We lost our daughter Savannah shortly after birth in 2013 and miscarried our daughter Ellis in 2018. Tonight I will be lighting candles for both of them. My heart knows both sides of this day. Having experienced holding my baby girl as she passed and then five years later, feeling the heartbreak that comes alongside miscarriage. I can confidently say that the ache and longing I feel for both of them, while different, is equally as painful.
I know the weight of my own pain that I’ve been carrying, but I also know that I am far from alone in this.
One in four women have experienced the loss of a pregnancy or infant. That is a statistic that has both crushed me and comforted me at different times. This journey of loss can feel incredibly isolating, so to know that 25% of women have traveled a similar path to mine at some point in their lives, has definitely been a light in the darkness for me on those extra-tough days.

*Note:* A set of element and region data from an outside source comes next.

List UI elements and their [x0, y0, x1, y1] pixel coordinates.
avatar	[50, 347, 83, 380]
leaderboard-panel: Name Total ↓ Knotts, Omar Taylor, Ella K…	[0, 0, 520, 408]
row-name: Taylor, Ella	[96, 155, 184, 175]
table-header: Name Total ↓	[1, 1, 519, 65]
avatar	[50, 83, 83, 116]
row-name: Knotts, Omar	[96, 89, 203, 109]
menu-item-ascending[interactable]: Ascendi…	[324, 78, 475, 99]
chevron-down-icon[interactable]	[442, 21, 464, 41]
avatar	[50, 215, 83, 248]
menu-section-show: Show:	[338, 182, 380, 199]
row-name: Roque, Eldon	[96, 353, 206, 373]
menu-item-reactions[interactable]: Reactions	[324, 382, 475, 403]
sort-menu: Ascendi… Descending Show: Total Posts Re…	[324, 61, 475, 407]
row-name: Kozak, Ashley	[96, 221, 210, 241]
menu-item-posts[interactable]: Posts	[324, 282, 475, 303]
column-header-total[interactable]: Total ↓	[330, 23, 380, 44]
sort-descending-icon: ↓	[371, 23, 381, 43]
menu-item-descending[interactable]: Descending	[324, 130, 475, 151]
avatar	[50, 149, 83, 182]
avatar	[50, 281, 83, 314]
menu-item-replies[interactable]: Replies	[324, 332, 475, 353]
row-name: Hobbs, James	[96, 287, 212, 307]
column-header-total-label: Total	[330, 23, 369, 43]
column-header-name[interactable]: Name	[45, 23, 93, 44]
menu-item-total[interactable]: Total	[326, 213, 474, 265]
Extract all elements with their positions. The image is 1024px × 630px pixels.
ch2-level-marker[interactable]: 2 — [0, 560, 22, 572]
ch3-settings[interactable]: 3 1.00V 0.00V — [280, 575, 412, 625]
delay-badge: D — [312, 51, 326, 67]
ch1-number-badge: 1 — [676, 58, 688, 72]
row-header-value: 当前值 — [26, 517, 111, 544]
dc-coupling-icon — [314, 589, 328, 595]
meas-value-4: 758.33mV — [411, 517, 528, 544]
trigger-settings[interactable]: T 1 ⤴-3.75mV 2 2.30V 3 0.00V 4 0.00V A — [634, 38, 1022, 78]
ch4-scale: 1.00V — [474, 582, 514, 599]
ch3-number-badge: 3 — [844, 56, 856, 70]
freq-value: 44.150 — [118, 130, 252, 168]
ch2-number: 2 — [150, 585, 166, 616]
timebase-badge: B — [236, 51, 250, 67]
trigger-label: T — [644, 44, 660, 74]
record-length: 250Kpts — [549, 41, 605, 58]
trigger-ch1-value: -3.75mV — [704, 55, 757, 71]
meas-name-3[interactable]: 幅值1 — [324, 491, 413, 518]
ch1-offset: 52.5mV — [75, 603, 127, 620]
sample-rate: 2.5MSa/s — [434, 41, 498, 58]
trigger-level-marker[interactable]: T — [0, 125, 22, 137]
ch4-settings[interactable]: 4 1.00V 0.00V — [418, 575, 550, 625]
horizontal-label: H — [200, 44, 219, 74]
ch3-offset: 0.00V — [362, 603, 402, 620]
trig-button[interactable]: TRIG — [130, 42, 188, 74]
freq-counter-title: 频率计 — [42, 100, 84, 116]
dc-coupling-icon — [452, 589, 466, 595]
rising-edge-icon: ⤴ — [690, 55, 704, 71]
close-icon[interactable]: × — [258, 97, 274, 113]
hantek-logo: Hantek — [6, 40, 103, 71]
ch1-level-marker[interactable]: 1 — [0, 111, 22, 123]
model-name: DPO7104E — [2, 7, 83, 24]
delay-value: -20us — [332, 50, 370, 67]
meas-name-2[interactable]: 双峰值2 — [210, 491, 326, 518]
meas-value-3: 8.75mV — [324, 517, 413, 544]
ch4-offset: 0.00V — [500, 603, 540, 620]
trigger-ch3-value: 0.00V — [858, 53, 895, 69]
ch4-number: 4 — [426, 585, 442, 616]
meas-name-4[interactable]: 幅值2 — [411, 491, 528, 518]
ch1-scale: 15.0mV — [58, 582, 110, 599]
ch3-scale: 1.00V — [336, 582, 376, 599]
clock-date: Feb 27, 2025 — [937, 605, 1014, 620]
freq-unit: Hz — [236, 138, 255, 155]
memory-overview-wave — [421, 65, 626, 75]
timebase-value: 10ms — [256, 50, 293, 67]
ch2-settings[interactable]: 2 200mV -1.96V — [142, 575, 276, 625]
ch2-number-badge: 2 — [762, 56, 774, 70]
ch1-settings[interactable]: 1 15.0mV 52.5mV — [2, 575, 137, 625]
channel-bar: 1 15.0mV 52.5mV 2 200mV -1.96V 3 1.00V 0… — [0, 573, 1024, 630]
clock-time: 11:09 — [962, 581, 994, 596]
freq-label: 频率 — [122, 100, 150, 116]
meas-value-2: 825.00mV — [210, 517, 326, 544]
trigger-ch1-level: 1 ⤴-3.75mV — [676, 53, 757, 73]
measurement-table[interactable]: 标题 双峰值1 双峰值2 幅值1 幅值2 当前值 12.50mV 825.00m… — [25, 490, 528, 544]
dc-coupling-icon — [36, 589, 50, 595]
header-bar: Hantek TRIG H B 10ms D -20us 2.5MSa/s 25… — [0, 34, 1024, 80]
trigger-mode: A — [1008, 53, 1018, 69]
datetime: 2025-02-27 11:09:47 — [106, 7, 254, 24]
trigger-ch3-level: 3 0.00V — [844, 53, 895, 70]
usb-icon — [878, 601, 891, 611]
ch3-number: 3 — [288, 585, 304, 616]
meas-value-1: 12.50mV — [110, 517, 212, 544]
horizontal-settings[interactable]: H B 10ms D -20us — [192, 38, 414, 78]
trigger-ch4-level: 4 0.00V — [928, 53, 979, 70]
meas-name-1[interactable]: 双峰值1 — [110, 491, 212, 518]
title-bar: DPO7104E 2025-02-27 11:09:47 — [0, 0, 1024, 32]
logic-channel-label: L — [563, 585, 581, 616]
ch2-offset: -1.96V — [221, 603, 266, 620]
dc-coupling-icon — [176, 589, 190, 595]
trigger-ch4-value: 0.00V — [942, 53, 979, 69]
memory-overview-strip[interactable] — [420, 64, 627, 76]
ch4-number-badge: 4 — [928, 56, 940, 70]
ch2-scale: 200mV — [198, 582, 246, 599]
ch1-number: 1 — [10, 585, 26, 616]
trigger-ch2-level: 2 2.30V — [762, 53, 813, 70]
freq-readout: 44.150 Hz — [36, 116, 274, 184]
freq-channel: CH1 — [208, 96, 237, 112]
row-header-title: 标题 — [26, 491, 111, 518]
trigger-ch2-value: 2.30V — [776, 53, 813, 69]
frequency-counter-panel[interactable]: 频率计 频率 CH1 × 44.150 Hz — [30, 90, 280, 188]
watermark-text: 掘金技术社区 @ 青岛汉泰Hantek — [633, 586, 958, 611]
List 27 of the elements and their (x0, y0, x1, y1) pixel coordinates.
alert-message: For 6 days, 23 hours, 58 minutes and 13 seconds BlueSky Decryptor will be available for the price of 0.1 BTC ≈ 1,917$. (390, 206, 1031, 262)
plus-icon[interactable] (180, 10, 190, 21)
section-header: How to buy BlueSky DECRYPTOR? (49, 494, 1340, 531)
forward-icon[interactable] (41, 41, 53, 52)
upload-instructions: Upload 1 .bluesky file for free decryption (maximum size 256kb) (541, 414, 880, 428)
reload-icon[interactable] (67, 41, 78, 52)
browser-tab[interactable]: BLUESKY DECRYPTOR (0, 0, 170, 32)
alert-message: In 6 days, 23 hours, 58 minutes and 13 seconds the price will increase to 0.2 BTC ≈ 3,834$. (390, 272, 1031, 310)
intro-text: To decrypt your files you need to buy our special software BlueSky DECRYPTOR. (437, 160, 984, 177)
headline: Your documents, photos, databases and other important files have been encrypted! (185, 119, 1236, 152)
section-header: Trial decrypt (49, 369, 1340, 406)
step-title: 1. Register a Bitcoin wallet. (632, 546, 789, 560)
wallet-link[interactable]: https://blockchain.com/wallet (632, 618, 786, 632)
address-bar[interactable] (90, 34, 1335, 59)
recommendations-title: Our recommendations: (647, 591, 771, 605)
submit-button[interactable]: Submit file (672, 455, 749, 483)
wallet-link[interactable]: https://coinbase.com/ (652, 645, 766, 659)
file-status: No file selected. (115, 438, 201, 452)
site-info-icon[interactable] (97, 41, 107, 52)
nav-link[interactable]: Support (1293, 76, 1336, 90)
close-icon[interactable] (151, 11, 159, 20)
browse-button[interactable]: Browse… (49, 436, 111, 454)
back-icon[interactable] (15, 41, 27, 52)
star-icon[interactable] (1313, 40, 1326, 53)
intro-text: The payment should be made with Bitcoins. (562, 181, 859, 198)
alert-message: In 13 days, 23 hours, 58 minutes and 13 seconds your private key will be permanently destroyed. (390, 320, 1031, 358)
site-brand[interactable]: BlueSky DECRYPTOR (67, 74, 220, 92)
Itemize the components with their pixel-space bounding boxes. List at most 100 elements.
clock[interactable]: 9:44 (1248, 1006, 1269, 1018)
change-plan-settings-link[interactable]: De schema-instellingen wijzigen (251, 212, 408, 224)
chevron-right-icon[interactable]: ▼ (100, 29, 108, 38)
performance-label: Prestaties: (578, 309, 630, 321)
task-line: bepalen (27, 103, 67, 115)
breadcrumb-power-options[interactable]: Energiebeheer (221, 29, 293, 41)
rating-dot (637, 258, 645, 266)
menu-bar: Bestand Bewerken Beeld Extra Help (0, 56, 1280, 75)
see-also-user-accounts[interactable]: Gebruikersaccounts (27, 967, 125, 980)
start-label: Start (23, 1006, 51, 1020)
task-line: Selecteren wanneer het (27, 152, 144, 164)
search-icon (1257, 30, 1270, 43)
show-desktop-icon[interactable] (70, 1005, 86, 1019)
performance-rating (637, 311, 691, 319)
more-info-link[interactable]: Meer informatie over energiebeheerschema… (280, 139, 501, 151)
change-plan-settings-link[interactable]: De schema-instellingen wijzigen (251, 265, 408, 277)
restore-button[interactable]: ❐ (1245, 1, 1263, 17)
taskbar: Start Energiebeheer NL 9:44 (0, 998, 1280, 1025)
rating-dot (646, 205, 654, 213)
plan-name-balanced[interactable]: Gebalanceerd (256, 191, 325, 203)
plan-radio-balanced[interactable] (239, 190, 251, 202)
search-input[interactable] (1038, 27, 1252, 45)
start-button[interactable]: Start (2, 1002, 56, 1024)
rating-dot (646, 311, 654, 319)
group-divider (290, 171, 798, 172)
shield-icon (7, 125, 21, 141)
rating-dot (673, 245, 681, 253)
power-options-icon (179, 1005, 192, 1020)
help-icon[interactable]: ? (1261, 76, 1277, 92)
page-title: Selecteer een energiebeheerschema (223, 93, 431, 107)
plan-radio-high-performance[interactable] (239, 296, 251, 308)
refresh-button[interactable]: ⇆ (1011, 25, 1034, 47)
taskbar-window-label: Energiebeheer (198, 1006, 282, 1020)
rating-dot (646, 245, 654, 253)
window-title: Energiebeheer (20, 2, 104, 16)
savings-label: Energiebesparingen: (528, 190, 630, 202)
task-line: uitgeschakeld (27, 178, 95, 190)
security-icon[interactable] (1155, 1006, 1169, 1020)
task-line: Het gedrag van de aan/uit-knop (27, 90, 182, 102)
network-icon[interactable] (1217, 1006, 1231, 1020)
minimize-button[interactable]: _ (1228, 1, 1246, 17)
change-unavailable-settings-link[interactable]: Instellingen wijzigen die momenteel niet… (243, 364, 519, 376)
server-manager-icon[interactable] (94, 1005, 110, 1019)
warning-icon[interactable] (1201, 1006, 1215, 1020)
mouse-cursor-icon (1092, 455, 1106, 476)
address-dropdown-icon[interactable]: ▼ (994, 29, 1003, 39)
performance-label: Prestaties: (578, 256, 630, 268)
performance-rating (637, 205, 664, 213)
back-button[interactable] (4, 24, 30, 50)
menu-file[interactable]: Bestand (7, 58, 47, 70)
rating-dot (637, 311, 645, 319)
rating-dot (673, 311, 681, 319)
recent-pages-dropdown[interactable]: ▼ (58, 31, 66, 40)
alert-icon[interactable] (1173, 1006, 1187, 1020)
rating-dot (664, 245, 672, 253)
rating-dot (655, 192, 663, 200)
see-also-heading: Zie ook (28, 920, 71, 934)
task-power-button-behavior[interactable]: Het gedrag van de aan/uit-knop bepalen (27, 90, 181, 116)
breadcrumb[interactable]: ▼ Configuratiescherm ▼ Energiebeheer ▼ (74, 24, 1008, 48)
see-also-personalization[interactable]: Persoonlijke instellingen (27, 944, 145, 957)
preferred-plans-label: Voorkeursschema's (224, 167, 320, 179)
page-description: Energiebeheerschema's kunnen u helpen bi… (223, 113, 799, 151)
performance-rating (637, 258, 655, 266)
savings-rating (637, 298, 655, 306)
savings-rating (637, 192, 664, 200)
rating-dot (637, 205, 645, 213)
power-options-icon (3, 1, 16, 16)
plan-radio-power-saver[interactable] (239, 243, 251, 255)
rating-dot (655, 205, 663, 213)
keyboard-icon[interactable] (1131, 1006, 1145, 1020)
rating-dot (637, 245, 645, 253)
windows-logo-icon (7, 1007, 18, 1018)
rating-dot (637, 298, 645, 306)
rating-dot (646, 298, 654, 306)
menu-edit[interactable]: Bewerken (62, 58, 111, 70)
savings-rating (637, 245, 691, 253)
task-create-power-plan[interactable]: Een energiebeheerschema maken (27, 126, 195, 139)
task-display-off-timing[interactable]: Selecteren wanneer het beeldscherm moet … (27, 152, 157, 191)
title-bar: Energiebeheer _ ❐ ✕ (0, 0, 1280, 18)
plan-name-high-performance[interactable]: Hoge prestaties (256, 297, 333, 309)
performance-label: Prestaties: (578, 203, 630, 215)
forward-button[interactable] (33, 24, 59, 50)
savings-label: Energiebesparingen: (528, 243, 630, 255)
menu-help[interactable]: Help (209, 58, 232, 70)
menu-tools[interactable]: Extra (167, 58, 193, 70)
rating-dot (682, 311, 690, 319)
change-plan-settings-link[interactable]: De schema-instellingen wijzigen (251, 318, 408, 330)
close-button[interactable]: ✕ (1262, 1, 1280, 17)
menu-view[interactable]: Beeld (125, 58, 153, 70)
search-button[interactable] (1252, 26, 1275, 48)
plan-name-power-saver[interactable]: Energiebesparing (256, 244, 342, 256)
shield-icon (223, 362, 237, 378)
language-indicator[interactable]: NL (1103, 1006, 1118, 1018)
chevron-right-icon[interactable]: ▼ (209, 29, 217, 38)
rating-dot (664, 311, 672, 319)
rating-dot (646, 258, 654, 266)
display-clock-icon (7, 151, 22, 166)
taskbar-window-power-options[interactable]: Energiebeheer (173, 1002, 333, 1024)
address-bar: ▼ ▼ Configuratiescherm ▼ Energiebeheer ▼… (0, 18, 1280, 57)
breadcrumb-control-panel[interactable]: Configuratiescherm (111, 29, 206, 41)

While I would of course never wish this upon anyone, I certainly have reaped the benefits of having this community. A community that none of us signed up to be a part of. In fact, most of us would probably give anything to be out of it, and yet this group of fellow loss moms has quickly become one of my greatest treasures.
I have experienced first hand the incredible friendships that can be formed by bonding over empty arms. I’ll never forget, shortly after we lost Savannah, a fellow loss mom came up to me and told me that the pain I felt at that very moment will never fully go away. She had lost her son 20 plus years ago, and still had tears in her eyes while speaking his name. At the time, this statement didn’t bring much comfort, in fact, it actually really upset me. Now looking back on it, though, I am thankful for her and that day. That encounter normalized grief for me.
Grief truly is love with no place to go. We long for what was lost, our arms physically ache to be filled, and our thoughts seem to always circle back to the sweet little lives that should still be here… and that is more than okay.
If you find yourself with empty arms today, or if you are familiar with the ache that I talked about, I just want you to know that you are not alone. I am with you, and I know countless others that are as well. I truly believe that life is worth celebrating no matter how brief. So, today we celebrate all of the precious babies that were taken too soon. If you would like to join us, simply light a candle at 7 p.m. and let it burn for an hour. Together, we will create the most beautiful wave of light and help all of the moms who have lost a pregnancy or infant remember their lives.